Continuó durante la noche la intranquilidad. Bringas y otros muchos vecinos no se acostaron o hicieron traer provisiones para muchos días. A cada instante temían verse acometidos por las turbas. Pero con gran sorpresa observaron que ningún ruido turbaba la paz augusta del Alcázar. Parecía que la institución monárquica dormía aún en él, tranquila y sosegada, como en los buenos tiempos.

En la mañana del 30, Cándida entró muy sofocada. «¿No saben lo que pasa?»—dijo antes de saludar.

«¿Qué, señora, qué?»—preguntaron todos con la mayor ansiedad, creyendo que algo muy estupendo había ocurrido.

–Pues que esa pobre gente que custodia a Palacio no ha cenado en toda la noche.
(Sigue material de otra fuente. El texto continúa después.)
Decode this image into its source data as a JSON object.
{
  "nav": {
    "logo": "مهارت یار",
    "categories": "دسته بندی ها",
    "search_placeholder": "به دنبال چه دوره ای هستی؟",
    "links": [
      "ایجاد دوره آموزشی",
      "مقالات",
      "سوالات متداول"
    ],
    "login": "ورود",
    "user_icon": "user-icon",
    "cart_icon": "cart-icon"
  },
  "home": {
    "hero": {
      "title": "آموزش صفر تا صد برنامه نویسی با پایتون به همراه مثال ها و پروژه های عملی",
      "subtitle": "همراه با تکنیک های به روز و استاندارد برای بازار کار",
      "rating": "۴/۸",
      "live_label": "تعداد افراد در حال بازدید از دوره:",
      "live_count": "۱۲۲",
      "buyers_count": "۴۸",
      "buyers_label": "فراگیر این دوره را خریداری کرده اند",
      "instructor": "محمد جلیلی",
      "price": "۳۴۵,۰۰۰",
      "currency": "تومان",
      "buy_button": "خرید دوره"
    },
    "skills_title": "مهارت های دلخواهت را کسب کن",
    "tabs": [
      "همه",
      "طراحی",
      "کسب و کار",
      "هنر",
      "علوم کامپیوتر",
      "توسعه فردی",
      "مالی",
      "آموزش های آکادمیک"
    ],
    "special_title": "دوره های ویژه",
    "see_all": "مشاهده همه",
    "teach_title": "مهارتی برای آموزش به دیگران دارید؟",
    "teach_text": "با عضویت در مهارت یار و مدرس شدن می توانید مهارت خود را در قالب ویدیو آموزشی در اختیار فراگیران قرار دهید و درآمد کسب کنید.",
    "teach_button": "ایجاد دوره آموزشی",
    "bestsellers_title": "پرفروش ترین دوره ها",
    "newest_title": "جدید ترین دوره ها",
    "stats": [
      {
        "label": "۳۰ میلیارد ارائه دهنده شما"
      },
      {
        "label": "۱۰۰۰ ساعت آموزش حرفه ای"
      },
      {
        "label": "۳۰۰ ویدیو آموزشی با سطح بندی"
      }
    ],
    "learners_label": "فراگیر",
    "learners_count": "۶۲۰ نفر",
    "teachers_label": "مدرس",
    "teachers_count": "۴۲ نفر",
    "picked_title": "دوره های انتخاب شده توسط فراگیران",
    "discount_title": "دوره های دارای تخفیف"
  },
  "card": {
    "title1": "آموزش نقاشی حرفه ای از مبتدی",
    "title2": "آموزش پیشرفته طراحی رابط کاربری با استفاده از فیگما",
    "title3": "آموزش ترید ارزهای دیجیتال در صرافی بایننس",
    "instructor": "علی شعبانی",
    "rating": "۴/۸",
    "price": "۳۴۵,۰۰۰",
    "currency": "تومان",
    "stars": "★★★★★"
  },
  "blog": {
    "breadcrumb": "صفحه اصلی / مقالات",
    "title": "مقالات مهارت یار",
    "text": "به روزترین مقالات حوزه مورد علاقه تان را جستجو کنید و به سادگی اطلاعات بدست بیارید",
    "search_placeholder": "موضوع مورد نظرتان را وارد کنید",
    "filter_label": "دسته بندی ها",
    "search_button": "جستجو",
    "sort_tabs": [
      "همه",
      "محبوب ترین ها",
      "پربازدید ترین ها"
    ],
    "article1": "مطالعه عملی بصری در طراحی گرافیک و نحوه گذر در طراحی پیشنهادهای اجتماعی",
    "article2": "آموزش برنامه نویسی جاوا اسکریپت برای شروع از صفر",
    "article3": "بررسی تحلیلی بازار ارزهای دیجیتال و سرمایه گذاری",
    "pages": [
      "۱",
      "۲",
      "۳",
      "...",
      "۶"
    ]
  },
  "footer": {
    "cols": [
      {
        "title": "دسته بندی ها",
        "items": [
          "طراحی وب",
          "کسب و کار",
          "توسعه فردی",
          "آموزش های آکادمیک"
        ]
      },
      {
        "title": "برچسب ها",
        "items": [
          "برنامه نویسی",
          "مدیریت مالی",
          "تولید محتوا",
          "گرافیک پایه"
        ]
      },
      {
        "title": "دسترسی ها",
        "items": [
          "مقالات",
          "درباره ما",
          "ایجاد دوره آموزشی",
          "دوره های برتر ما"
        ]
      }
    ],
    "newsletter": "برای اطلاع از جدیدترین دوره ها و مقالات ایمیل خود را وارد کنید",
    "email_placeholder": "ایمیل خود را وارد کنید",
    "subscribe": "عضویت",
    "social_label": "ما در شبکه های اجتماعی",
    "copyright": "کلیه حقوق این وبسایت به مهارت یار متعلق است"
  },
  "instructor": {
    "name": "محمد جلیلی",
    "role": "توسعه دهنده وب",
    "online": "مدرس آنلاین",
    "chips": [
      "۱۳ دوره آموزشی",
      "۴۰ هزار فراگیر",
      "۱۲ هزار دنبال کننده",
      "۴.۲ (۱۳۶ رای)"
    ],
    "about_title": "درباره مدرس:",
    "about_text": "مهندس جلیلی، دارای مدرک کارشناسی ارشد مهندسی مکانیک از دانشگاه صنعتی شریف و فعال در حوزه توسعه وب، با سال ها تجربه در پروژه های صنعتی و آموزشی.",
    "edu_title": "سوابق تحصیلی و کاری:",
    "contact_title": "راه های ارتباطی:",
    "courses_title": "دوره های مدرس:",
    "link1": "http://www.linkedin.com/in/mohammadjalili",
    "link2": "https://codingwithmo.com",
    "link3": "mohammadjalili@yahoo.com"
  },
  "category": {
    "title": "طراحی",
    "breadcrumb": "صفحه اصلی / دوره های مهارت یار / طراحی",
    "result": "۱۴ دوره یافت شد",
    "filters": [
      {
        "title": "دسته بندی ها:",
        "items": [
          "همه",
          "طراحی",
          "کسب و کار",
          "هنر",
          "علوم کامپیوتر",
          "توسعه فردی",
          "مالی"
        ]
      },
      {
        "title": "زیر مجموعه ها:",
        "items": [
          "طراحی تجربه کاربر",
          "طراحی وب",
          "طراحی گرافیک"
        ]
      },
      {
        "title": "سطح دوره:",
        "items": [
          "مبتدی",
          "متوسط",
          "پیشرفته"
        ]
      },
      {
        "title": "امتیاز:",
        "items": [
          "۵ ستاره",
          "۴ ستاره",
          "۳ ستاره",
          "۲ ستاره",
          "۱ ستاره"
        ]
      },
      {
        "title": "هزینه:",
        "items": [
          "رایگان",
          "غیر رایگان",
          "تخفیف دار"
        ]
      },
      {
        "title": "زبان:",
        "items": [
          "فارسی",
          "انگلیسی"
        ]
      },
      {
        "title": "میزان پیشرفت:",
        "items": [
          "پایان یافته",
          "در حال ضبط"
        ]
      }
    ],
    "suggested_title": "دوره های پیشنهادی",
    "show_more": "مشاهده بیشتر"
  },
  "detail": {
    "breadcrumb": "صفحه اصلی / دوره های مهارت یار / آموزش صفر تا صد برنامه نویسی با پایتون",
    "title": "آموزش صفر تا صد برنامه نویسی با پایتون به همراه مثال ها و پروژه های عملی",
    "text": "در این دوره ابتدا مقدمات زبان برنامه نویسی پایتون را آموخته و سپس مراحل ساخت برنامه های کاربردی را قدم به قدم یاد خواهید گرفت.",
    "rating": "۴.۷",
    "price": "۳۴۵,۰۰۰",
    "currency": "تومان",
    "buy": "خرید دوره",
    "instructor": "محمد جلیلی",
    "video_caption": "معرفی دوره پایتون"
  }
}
Desde media tarde de ayer están ahí, y nadie se ha acordado de mandarles algo con que alimentarse. Yo no sé en qué piensa la Junta, porque han de saber que hay una Junta que llaman revolucionaria, ni el Ayuntamiento. Crea usted que da lástima verlos. Yo bajé esta mañana y estuve hablando con ellos. No crea usted, Sr. D. Francisco, unos pobrecillos, almas de Dios… Como no nos manden acá otros descamisados que esos, ya podemos echarnos a dormir. Algunos se subieron a las habitaciones reales, y andaban por allí hechos unos bobos, mirando a los techos. Otros preguntaban por las cocinas. ¡Era un dolor, una cosa atroz, hijo, verles muertecitos de hambre! Me daba una lástima, que no puede usted figurarse. Mis vecinas y otras muchas personas del tercero les han bajado al fin alguna cosilla, y en el portal grande están sentados en grupos. Para una tortilla hay treinta bocas; para una botella de vino cincuenta. En fin, es una risa. Baje usted y verá, verá. No hay miedo; son unos angelotes. ¿Robar? Ni una hebra. ¿Matar? Si acaso alguna paloma. Dos o tres de ellos se han entretenido en cazar a nuestras inocentes vecinas; pero con muy mala fortuna. Los revolucionarios tienen mala puntería.

–¡Pobres palomas!… En efecto—dijo Bringas—, yo he sentido tiros esta mañana.

–Pocas han caído. A mí me han regalado tres, gordísimas… Le digo a usted que esos infelices son la mejor gente del mundo.

–A mí que no me digan—exclamó Bringas amostazado—. Eso no cuela, eso es patraña. Aquí hay algún intríngulis. Y sí es verdad lo que usted dice, esa no es canalla, lo repito, esa no es canalla; son caballeros… disfrazados.